Welcome to the Jungle

Kuraburi is located in the heart of the oldest continually-evolving ecosystem on earth, undisturbed by glacial, geological, or direct human activity for 200 million years. On May 1st I moved into my “permanent” home, a bungalow surrounded by lush banana trees about twenty minutes from downtown by foot. At night I’m lulled to sleep by the croaking of frogs, and at dawn roused by gibbon calls. It has a generous front porch supported by ancient timber, with walls fashioned from woven bamboo. The front door is built of rough-cut planks and there’s a sole glassless window that opens and closes by way of a single shutter. Above my bed there’s a giant mosquito net that I’ve balled up and wrapped around the cross-beam from which it’s fastened. Illuminated by the moon, which peeks through an opening at the apex of the roof, it takes on the form of a guardian angel.

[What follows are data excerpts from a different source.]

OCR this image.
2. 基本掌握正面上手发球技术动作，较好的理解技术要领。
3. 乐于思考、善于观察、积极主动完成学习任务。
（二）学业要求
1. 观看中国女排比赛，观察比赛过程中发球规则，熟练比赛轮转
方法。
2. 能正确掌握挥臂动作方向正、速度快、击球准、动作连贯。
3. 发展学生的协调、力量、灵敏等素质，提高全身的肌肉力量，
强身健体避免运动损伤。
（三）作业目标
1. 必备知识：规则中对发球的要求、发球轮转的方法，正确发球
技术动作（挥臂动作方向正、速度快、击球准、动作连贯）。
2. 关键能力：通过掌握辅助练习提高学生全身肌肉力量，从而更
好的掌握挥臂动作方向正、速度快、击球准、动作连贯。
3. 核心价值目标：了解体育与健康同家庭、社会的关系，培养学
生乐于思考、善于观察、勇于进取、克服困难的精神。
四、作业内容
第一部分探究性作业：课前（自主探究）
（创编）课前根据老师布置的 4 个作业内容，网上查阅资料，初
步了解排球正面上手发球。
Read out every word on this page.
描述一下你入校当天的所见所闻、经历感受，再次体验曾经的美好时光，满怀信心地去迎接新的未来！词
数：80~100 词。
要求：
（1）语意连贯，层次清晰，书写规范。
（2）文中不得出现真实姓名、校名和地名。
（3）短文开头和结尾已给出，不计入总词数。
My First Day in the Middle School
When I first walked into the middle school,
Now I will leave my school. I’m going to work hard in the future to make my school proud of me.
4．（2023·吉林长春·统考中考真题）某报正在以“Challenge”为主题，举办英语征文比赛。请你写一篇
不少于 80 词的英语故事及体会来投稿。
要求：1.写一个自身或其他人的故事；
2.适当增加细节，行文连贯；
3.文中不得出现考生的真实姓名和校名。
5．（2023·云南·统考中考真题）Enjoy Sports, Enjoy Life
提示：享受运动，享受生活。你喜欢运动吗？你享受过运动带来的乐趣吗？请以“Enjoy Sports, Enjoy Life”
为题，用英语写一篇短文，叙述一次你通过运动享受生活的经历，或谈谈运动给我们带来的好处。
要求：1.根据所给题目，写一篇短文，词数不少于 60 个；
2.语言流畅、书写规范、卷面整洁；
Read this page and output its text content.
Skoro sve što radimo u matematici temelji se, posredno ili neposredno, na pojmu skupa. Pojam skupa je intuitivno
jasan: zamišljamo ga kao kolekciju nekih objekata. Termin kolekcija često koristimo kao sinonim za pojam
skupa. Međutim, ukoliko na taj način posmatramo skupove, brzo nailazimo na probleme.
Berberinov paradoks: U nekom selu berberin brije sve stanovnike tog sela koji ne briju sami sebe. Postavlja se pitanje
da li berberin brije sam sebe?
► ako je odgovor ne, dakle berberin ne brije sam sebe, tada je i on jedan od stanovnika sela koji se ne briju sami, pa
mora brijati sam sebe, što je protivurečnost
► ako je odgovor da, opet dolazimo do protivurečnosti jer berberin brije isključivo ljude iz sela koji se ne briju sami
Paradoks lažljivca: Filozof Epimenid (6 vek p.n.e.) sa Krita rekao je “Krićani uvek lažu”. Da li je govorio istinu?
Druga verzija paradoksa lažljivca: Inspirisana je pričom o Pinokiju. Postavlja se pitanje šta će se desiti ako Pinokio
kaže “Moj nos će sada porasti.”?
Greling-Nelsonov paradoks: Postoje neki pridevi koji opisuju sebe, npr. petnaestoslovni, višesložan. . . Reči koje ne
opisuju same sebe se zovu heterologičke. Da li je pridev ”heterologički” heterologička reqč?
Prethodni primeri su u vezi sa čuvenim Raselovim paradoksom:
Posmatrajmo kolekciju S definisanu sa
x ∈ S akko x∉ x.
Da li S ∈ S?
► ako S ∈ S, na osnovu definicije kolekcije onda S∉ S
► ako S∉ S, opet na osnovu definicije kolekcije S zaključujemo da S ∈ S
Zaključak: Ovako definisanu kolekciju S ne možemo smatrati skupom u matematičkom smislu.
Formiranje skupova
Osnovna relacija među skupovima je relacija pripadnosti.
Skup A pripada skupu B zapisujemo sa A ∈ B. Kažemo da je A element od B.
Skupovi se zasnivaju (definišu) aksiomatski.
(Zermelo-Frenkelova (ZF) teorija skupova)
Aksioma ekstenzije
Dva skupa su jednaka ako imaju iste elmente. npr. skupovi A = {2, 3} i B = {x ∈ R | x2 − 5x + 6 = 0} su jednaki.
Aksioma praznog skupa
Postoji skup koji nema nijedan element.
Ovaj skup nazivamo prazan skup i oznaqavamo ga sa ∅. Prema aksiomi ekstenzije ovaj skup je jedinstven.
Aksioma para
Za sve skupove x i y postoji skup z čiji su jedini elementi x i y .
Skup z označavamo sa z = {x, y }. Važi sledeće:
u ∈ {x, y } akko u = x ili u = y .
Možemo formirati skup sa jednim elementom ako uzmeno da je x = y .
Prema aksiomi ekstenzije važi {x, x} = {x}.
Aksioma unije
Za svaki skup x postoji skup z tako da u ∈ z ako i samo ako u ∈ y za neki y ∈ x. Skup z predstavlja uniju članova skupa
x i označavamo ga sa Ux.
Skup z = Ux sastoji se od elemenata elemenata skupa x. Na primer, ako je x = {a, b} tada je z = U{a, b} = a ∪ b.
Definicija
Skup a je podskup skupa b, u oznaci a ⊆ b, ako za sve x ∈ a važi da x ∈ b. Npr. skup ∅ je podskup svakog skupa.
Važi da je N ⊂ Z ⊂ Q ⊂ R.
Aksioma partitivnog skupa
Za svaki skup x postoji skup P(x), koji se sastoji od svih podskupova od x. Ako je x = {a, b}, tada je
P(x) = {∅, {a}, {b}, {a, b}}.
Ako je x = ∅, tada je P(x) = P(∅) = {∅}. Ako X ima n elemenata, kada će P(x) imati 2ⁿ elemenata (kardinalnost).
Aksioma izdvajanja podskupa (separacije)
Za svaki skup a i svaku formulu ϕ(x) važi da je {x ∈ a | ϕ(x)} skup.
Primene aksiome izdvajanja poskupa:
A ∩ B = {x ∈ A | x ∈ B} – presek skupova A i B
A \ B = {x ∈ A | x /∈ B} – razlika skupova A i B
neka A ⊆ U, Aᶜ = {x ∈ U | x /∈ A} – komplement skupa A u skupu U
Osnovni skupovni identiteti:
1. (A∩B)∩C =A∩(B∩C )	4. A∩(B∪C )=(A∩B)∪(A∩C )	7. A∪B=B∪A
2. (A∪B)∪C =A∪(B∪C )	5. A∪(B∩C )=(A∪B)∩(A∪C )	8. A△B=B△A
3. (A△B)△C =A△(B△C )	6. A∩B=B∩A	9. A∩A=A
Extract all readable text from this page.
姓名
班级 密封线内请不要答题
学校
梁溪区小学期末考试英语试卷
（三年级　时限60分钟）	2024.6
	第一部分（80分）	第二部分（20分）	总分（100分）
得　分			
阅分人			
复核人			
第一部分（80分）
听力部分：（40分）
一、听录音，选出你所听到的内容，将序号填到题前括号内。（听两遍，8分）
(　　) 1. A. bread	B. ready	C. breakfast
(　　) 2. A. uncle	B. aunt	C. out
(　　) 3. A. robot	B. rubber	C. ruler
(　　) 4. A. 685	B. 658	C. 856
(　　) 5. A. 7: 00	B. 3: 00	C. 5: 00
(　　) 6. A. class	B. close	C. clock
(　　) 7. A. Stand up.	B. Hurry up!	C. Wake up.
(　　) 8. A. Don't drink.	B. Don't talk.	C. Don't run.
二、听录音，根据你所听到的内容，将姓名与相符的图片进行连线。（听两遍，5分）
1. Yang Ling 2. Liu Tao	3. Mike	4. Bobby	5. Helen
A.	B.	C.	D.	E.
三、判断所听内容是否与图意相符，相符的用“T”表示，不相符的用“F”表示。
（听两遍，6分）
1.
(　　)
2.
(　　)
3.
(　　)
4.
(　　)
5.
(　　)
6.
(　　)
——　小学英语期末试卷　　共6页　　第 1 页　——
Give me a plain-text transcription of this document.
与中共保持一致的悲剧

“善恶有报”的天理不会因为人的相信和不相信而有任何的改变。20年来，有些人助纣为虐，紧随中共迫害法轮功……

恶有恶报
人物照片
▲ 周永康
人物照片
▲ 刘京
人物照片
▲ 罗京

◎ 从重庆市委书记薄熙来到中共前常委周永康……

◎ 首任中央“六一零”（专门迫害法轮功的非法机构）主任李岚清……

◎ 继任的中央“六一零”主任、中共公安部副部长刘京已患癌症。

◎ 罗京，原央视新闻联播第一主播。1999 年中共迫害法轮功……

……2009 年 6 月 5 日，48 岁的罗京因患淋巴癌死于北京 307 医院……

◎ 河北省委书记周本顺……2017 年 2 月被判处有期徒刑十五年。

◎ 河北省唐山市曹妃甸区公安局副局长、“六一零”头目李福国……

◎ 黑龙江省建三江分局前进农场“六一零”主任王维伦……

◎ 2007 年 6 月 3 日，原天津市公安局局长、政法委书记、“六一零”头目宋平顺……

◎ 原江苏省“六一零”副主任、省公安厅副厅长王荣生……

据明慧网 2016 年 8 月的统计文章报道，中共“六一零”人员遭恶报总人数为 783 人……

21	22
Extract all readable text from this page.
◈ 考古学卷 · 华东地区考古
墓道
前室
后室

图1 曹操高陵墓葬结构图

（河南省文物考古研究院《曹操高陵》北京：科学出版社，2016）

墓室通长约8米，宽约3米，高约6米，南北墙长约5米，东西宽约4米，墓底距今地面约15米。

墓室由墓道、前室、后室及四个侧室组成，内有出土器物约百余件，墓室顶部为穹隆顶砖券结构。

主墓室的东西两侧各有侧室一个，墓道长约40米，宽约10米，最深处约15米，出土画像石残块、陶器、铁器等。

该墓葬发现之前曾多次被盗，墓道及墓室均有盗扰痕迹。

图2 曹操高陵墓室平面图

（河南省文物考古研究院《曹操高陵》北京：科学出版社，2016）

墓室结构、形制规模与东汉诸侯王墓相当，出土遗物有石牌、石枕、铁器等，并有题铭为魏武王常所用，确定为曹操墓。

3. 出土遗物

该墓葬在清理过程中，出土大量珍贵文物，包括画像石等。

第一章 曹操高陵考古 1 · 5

My first night there was filled with flashbacks of some of my earliest memories, roughly age four, of an old refrigerator box my dad had cut a door and similar window into and wrote “Erik’s House” over the entrance. Electrical engineer and all-around wizard that he is--give the man a bucket of bolts and wires and a six-pack and watch him build a computer out of it before your eyes--he even took the extra effort of installing an electric light and a switch. I recalled those silent home movies (yes, I’m that old) my grandfather made of me pretending to sell bottles of chocolate milk to my dad--then a twenty-four-year-old hippie having as much fun as I was--through that window.

As a kid I became fascinated with tropical rainforests, inspired by some combination of social studies class and National Geographic magazines and a general love for anything green. But now that I actually live in one there are unpleasant realities I never imagined. After a recent rainy weekend that I spent in nearby Khao Lak, I returned to find mold growing on all sorts of things, including clothes, as well as the disconcerting sight of an inordinate number of ants on my bedspread. The week before my neighbor Jo had pulled her rucksack out from under her bed to find it had been colonized by ants, to the degree that its dimensions seemed fluid. I feared a similar fate. Slowly, I pulled bags out from under the bed and checked. Nothing. I'd assumed I was in the clear when I casually lifted a rucksack I’d left on my bed and uncovered a mound of larvae and thousands of ants frantically defending it. I let out a shriek that I couldn’t begin to describe and ran outside, jumping and slapping imaginary bugs off my body like a speed freak.

Endnotes:

Time marches on: Farewell CCM

In 1988 the bubblegum pop star Tiffany gained fame and Mtv dominance for playing shows in suburban shopping malls. That same year I spent countless Friday nights wandering the halls of my own suburban town square substitute, Clifton Country Mall (CCM), amongst my peers from Shenendehowa High School, eager to see and be seen. Once clear of the dreaded obstacle of those bad-ass shop kids in their ripped jean jackets who loitered near the entrance smoking and lobbing idle threats, I was free to lose myself in the sugary magic of a retail cornucopia hand-in-hand with my first girlfriend, she with her pastel Camp Beverly Hills shirt and acid-washed jeans and frosted hair shellacked with a cubic-foot-of-lost-ozone's worth of Aqua Net in a bun that towered half-a-foot above her head, and me with my beloved Ron Jon surf shirt and a mullet that required an hour of blow-drying and enough styling products to also constitute a small fire hazard. Ah, the good old days.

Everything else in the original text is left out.